In a DUI (driving under the influence of alcohol or drugs) case in Florida, the state must prove that the defendant was driving the vehicle or at least in actual, physical control of the vehicle while impaired. In most cases, this is easy as most DUI cases start when the police officer pulls the driver over for a traffic infraction. In accident cases, it can be more difficult for the state even when it seems obvious the defendant was driving. For instance, when a police officer responds to the scene of an accident, he/she usually has no evidence to suggest alcohol or drugs were involved. The police officer will initiate a traffic crash investigation and get a statement from the presumed driver. During the traffic crash investigation, nothing the driver says about driving or impairment or anything else incriminating can be used against the driver if the police officer ultimately arrests the driver for DUI or another crime. This is called the accident report privilege.
Additionally, if the police officer responds to an accident and the driver is already out of the vehicle, the state may not be able to prove the driver was in fact driving while impaired from alcohol or drugs. In a recent DUI case near Jacksonville, Florida, the police officer responded to a one vehicle crash, and there were four people standing around the vehicle. Ultimately, the driver admitted he was driving, but none of the other people confirmed it and there was no other evidence to establish that he was driving. The police officer arrested him for DUI, but the case was thrown out.
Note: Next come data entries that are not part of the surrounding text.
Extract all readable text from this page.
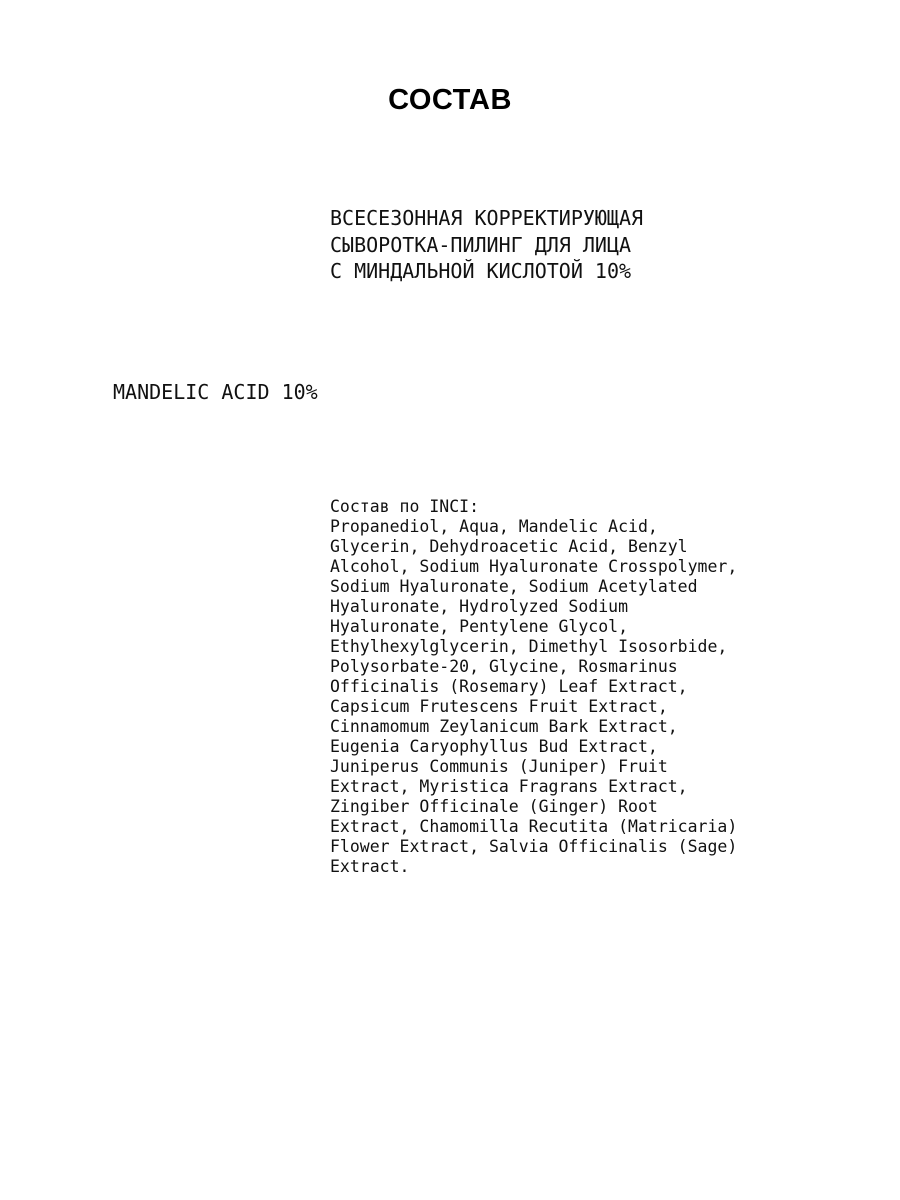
СОСТАВ
ВСЕСЕЗОННАЯ КОРРЕКТИРУЮЩАЯ
СЫВОРОТКА-ПИЛИНГ ДЛЯ ЛИЦА
С МИНДАЛЬНОЙ КИСЛОТОЙ 10%
MANDELIC ACID 10%
Состав по INCI:
Propanediol, Aqua, Mandelic Acid,
Glycerin, Dehydroacetic Acid, Benzyl
Alcohol, Sodium Hyaluronate Crosspolymer,
Sodium Hyaluronate, Sodium Acetylated
Hyaluronate, Hydrolyzed Sodium
Hyaluronate, Pentylene Glycol,
Ethylhexylglycerin, Dimethyl Isosorbide,
Polysorbate-20, Glycine, Rosmarinus
Officinalis (Rosemary) Leaf Extract,
Capsicum Frutescens Fruit Extract,
Cinnamomum Zeylanicum Bark Extract,
Eugenia Caryophyllus Bud Extract,
Juniperus Communis (Juniper) Fruit
Extract, Myristica Fragrans Extract,
Zingiber Officinale (Ginger) Root
Extract, Chamomilla Recutita (Matricaria)
Flower Extract, Salvia Officinalis (Sage)
Extract.
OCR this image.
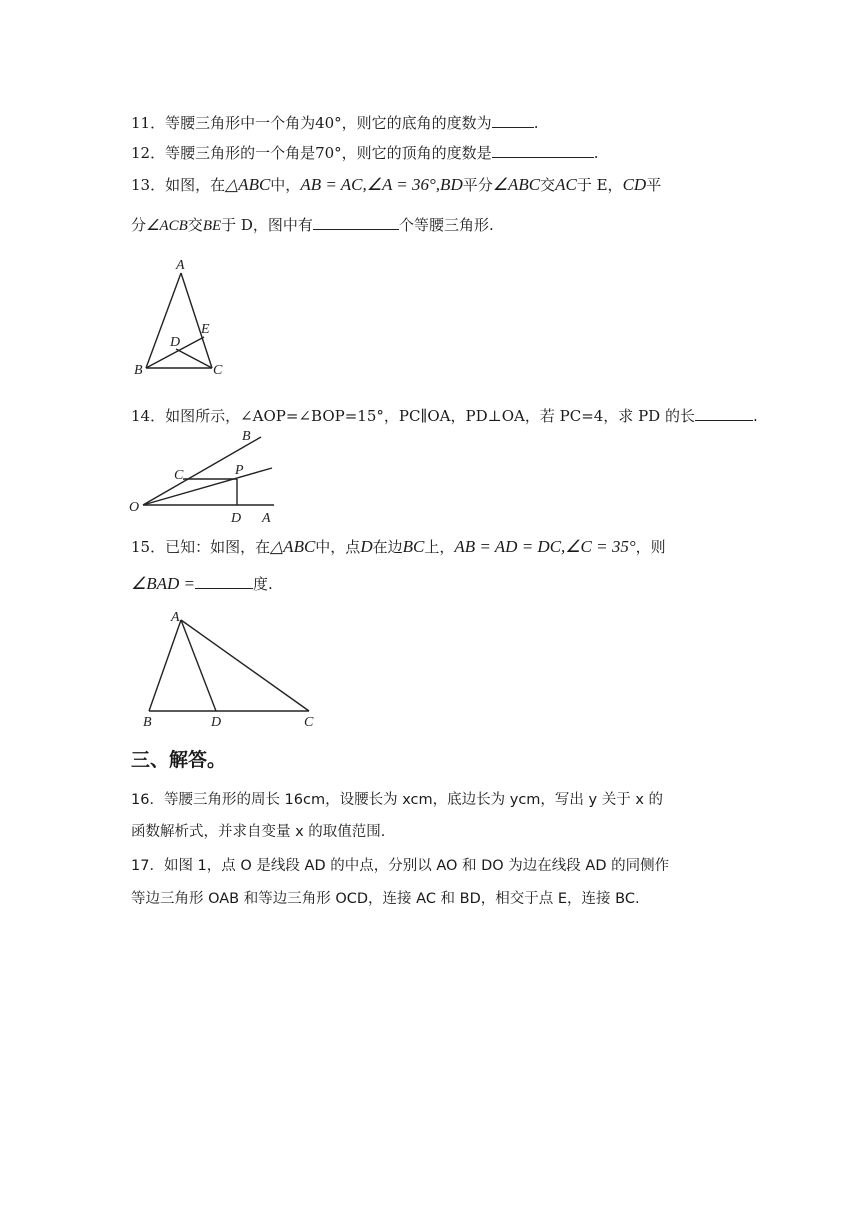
11．等腰三角形中一个角为40°，则它的底角的度数为	.
12．等腰三角形的一个角是70°，则它的顶角的度数是	.
13．如图，在△ABC中，AB = AC,∠A = 36°,BD平分∠ABC交AC于 E，CD平
分∠ACB交BE于 D，图中有	个等腰三角形.
A
B	C
D
E
14．如图所示，∠AOP=∠BOP=15°，PC∥OA，PD⊥OA，若 PC=4，求 PD 的长	.
O
A
B
C	P
D
15．已知：如图，在△ABC中，点D在边BC上，AB = AD = DC,∠C = 35°，则
∠BAD =	度.
A
B	D	C
三、解答。
16．等腰三角形的周长 16cm，设腰长为 xcm，底边长为 ycm，写出 y 关于 x 的
函数解析式，并求自变量 x 的取值范围.
17．如图 1，点 O 是线段 AD 的中点，分别以 AO 和 DO 为边在线段 AD 的同侧作
等边三角形 OAB 和等边三角形 OCD，连接 AC 和 BD，相交于点 E，连接 BC.
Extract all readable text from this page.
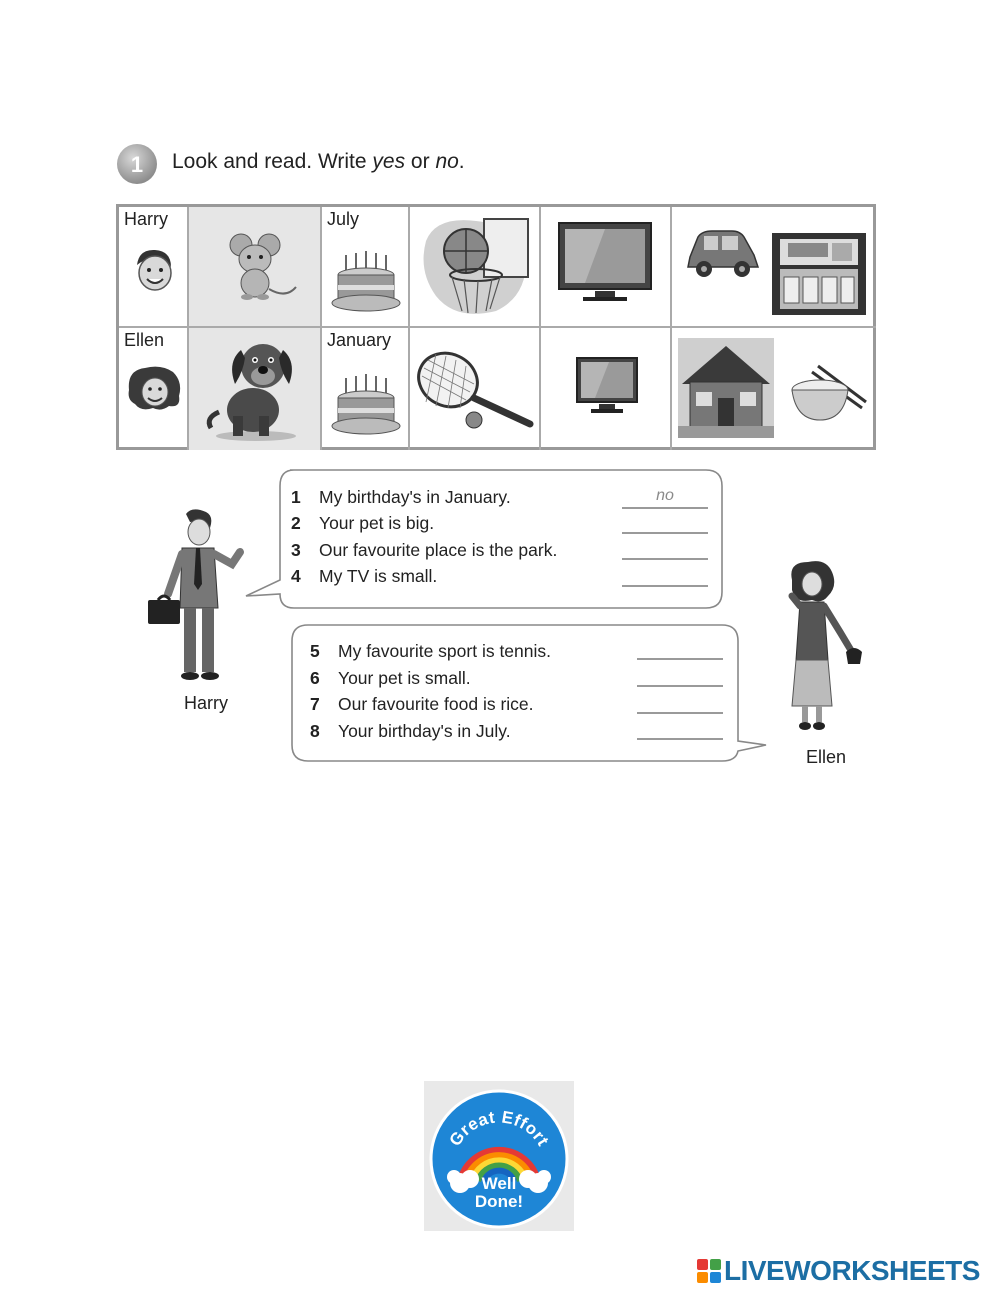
1 Look and read. Write yes or no.
Harry	July
Ellen	January
Harry
1 My birthday's in January.	no
2 Your pet is big.
3 Our favourite place is the park.
4 My TV is small.
5 My favourite sport is tennis.
6 Your pet is small.
7 Our favourite food is rice.
8 Your birthday's in July.
Ellen
Great Effort
Well
Done!
LIVEWORKSHEETS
In criminal cases in Florida, a person’s confession alone is not sufficient to convict a person of a crime. In this case, the only evidence the state had that the defendant was driving was his own admission. Without any other independent evidence to corroborate that statement, the statement was not admissible to establish the defendant was driving. As a result, there was insufficient admissible evidence to prove the DUI, and the case was dropped.